La conclusione è invece affidata alla rombante e accattivante Life Among the Ruins, che chiude il cerchio sull’infelice vicenda dei due amanti, la cui tragica fine innesca il desiderio di vendetta da cui si è partiti all’inizio dell’album. Durante il viaggio non mancano episodi più intimisti e struggenti come House of Dust, una ballata sulla distanza incolmabile e sui ricordi amari di ciò che è stato e non tornerà più, e quelli più marcatamente metallici ed epici come Last Supper, canzone che, come lascia intuire il titolo, riprende letteralmente il momento culminante della morte e resurrezione del Salvatore cristiano.
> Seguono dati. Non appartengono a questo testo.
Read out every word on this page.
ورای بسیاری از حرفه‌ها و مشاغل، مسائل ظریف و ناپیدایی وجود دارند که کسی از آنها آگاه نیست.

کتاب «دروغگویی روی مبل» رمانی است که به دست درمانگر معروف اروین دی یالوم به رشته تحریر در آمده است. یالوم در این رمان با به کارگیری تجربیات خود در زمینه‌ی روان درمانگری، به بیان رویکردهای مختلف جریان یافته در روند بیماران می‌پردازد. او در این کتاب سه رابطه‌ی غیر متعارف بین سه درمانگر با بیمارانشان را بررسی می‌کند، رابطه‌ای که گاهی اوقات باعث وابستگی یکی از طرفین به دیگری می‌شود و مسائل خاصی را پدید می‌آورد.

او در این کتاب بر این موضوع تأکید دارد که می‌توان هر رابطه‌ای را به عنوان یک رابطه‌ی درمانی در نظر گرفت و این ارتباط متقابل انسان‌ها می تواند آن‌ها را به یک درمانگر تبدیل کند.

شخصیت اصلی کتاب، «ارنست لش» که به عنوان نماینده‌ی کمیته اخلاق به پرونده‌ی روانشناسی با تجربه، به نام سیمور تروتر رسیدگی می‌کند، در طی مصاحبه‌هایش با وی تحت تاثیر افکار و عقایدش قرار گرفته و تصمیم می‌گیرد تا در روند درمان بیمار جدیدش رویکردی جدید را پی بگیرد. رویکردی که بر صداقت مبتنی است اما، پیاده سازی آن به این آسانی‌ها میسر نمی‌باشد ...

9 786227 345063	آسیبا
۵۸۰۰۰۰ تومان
Uno degli apici esecutivi e compositivi dei Virgin Steele, questa prima metà dell’opera, vede l’ultimo contributo del prode Joey Ayvazian alle pelli, prima dell’arrivo di quella macchina da guerra che risponde al nome di Frank Gilchriest. Menzione d’onore meritatissima anche per il fedele Edward Pursino alla chitarra, mai come in questo caso versatile e incisivo sia in fase solistica che ritmica. Notevole anche il suo apporto in fase di composizione che, purtroppo, scemerà negli anni a venire con il progredire della discografia del gruppo. Ma sopra a tutti spicca proprio il capo indiscusso, e al tempo stesso molto discusso, della band: David DeFeis. Struggenti i suoi interventi al pianoforte e alla tastiera, mai invadenti e sempre originali, in bilico tra musica classica e un tocco di follia; devastante la sua performance vocale, a quel tempo al culmine delle condizioni fisiche e capace di offrire una potenza fuori dal comune e un’estensione invidiabile. DeFeis è il perfetto alfiere di quel romanticismo barbarico, termine altisonante da lui stesso coniato che, da una parte, rimanda a un immaginario che coincide con quello dello Sword And Sorcery, dall’altra è condito da dosi abbondanti di narcisismo e alta cultura letteraria.

The Marriage of Heaven and Hell part 1, come d’altronde il capitolo successivo, rimane una gemma preziosa della musica tutta degli anni novanta, criminalmente poco celebrata quando invece dovrebbe essere portata a esempio di espressione artistica libera, dirompente e mai banale.

Un catalizzatore di passioni ardenti e vita piena.